“The payroll tax cut that the president proposed would put $1,500 in the pockets of 160 million Americans. The unemployment insurance extension is not only good for individuals, it has macroeconomic impacts. As the Macroeconomic Advisers have stated, it would make a difference of 600,000 jobs to our economy.”

— House Minority Leader Nancy Pelosi (D-Calif.), Dec. 15, 2011

With the days ticking toward the end of the year, Democrats and Republicans have been battling over the best way to extend a payroll tax cut and unemployment insurance for the long-term unemployed.

In a news conference Thursday, appearing to look at notes, Pelosi laid out her case for swift action. How well did she make it?

The Facts

Pelosi cited two key figures — how much money the tax cut would bring to working Americans and how many jobs would be created from extending unemployment insurance. She managed to mangle both.

In the case of the payroll tax cut, it is incorrect to suggest that every working American — 160 million people — will get $1,500 back in payroll taxes. The amount depends on how much money a person earns.

The $1,500 figure actually refers to the average payroll tax cut for the typical household earning $50,000, according to a White House fact sheet. Other will get more — and many will get less, depending on their income.

Pelosi is in good company on this error. President Obama earned two Pinocchios for making a similar mistake three different ways in an interview a few months ago.

Pelosi also exaggerates the impact of an extension of unemployment insurance. She cites Macroeconomic Advisers, an economic forecasting firm, but its report predicted a gain of only 200,000 jobs from giving more aid to the uninsured.

Indeed, the report noted a certain irony about the effects of the policy:

Recent research suggests that emergency unemployment benefits have increased the unemployment rate by raising the labor force and perhaps by reducing the intensity of job search. Our own estimate is that these benefits currently boost the labor force enough to raise the unemployment rate 0.6 percentage point. Hence, extending unemployment benefits for another year will raise GDP [gross domestic product] growth and employment modestly, but also prevent an even larger decline in the labor force and hence a decline in the unemployment rate.

Some readers might wonder how helping the unemployed manages to create any new jobs. That’s because the unemployed must still pay rent, buy food and so forth. The money they receive from the government thus helps keep other Americans in their jobs.

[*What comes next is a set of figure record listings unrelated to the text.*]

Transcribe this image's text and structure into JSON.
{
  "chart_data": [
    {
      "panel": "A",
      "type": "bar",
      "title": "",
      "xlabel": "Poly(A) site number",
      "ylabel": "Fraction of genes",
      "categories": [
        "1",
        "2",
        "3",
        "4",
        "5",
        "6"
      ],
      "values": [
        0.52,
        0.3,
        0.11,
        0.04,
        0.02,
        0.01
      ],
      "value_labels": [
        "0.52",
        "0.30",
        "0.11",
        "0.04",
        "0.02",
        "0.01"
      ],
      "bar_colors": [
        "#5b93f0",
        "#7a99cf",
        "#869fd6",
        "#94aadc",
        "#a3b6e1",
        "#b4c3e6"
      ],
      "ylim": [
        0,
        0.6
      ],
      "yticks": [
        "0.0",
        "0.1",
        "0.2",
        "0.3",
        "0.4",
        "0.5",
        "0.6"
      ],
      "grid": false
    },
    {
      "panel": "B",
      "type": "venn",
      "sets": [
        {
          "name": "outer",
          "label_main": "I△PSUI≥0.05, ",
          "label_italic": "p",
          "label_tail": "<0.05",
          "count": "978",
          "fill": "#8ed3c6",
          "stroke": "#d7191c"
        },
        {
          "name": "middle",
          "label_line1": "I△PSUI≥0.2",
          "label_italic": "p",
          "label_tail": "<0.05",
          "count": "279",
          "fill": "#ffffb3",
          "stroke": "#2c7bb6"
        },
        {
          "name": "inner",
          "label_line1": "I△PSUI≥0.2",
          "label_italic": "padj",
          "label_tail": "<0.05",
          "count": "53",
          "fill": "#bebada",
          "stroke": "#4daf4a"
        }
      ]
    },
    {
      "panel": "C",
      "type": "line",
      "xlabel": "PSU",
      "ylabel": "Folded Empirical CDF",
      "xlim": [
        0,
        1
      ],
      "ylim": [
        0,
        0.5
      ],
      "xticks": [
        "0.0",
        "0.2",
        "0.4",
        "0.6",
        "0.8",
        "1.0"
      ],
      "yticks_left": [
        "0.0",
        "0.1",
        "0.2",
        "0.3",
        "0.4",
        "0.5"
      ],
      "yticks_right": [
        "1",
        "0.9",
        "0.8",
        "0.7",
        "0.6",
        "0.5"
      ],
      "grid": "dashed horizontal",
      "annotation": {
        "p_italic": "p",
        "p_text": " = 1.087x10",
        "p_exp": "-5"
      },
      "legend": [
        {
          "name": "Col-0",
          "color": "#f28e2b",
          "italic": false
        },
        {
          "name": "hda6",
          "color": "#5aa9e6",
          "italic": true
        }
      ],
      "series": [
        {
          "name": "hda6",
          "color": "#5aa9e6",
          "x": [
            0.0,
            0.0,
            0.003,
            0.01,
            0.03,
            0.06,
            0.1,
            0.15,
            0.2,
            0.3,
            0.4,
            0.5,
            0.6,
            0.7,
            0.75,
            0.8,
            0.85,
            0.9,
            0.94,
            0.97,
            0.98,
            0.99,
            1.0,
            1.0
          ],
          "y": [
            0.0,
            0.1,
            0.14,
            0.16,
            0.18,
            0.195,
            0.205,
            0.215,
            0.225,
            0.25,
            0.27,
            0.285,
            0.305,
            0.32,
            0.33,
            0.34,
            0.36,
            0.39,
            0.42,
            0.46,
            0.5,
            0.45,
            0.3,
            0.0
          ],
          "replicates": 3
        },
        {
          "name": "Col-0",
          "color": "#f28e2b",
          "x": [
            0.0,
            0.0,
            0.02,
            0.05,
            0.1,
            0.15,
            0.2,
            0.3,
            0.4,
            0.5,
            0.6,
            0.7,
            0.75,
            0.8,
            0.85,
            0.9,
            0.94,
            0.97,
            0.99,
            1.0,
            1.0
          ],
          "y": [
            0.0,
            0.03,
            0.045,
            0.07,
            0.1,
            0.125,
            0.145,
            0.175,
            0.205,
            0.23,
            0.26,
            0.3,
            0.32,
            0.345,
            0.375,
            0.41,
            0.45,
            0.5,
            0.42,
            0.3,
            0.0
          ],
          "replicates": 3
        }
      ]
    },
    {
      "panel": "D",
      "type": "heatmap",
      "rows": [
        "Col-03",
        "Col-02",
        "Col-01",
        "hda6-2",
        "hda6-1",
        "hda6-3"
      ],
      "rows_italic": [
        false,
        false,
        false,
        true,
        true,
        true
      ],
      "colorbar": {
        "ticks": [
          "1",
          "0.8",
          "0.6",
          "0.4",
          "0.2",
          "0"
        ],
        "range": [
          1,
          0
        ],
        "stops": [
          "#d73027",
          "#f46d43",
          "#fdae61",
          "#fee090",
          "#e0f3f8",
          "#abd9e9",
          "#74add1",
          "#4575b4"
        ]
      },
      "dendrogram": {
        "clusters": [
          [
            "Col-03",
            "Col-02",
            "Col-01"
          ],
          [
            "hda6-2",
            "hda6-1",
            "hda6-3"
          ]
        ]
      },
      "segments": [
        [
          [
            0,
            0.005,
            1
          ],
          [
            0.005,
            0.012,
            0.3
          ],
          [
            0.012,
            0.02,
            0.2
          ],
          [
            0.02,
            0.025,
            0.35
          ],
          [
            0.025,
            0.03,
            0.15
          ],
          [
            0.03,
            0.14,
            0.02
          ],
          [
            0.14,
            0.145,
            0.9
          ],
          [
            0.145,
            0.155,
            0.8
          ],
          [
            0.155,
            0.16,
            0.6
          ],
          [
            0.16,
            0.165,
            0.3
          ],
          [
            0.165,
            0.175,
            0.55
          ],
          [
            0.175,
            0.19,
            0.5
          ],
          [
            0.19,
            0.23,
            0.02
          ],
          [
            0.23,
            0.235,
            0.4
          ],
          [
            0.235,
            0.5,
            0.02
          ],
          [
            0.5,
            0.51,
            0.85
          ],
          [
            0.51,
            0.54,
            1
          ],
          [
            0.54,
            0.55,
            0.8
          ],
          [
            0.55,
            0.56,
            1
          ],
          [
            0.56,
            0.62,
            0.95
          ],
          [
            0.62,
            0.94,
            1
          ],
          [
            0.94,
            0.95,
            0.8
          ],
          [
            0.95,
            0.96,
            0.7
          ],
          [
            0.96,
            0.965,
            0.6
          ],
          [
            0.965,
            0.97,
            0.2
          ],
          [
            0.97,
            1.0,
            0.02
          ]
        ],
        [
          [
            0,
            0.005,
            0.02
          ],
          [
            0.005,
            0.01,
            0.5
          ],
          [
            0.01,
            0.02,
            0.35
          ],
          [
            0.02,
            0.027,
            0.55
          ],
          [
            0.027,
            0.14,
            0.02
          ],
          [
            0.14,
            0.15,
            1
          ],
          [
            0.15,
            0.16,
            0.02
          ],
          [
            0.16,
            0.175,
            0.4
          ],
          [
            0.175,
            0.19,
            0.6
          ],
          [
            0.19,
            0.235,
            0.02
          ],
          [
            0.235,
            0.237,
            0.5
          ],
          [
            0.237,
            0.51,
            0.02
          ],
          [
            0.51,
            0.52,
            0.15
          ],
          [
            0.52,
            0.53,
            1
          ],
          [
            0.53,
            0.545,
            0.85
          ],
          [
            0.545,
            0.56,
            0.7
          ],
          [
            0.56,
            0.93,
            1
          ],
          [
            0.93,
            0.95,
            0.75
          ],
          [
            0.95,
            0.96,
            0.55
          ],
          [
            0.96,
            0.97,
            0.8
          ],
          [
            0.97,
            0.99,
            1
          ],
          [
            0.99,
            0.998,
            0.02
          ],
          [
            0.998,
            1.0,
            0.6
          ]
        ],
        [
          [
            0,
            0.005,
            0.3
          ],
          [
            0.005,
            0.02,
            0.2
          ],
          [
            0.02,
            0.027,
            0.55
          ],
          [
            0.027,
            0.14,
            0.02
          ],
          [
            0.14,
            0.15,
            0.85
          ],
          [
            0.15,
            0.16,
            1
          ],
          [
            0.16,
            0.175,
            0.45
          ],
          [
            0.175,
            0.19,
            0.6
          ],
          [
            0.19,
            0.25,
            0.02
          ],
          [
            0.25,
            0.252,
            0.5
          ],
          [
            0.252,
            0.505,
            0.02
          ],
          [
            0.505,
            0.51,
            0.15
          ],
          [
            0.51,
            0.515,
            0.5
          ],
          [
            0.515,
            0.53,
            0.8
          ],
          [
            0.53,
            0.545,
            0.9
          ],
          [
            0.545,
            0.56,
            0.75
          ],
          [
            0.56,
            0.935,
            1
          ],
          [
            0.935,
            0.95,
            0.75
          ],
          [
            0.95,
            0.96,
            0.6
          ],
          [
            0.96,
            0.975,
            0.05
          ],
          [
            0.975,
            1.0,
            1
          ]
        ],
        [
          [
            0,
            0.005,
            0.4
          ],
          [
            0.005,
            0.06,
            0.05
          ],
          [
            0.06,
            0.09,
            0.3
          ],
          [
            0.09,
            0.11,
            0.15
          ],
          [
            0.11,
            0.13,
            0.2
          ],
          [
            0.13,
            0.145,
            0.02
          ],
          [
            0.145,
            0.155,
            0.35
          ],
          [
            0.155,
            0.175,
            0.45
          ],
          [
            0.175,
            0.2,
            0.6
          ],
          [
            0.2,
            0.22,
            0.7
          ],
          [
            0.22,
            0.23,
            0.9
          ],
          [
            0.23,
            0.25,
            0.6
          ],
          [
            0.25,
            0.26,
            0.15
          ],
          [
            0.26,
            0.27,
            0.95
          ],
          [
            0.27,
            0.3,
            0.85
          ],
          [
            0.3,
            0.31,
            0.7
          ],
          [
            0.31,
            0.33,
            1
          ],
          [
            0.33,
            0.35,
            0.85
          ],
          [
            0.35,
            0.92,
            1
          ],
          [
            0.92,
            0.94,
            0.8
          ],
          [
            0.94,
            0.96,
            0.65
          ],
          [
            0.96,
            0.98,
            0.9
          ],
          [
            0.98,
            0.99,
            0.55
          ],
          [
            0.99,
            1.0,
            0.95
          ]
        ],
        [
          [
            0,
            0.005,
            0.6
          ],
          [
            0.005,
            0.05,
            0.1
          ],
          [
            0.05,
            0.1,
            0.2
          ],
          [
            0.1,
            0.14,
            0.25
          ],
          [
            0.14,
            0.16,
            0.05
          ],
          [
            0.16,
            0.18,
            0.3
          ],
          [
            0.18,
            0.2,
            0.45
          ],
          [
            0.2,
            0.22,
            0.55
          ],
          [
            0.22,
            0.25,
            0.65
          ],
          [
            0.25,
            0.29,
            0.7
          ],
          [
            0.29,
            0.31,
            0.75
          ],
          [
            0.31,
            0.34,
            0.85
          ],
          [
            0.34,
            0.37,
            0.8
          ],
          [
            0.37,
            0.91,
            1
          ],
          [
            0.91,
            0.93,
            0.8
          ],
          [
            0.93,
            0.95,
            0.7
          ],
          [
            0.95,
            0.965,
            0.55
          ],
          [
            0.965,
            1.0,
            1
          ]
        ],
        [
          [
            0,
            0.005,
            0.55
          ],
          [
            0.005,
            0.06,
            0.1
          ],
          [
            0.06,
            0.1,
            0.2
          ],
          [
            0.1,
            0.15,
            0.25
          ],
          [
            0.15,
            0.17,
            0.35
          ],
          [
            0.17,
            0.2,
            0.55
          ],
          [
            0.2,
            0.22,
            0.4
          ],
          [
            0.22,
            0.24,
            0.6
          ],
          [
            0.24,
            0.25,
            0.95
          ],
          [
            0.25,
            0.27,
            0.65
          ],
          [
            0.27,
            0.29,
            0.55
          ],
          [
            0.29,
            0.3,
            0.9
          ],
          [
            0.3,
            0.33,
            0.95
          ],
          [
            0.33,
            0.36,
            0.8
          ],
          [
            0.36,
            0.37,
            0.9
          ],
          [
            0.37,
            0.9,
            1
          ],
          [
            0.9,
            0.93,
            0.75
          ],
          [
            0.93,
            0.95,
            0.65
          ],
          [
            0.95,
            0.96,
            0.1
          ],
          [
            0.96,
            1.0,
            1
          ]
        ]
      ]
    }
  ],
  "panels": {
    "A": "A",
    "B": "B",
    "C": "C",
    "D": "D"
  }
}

The Congressional Budget Office, in a report last month on different ways to boost the economy, put extending aid to the unemployed near the top in terms of its positive impact on the economy. (See Table 1 on page 28.)

A Pelosi spokesman said she misspoke and that she was trying to cite Macroeconomic Advisers’ overall estimate of the effects of both cutting the payroll tax and extending unemployment aid. That figure is indeed 600,000.

Of course, this is just one report based on one economic model — and Macroeconomic Advisers’ has been on the high end of the estimates.

Bloomberg News surveyed 28 economists, including Macroeconomic Advisers, and came up a with a radically different figure for the overall impact of Obama’s jobs plan — an average of 275,000 jobs would be added or saved in 2012. Five economists, in fact, said no jobs would be created — and one said only 1,000 jobs would be added or saved in either 2012 or 2013. By contrast, Macroeconomic Advisers predicted a gain of 1.3 million jobs for the full plan.

The Pinocchio Test

Pelosi gets some credit for at least referencing a specific report rather than simply asserting a figure. As we mentioned, we try not to play “gotcha” with politicians who slip up. But she made two major errors in a row.

Moreover, in what seems to be a pattern we have noticed this year, whenever she “misspeaks,” she tends to make the numbers look even better for her side of the argument.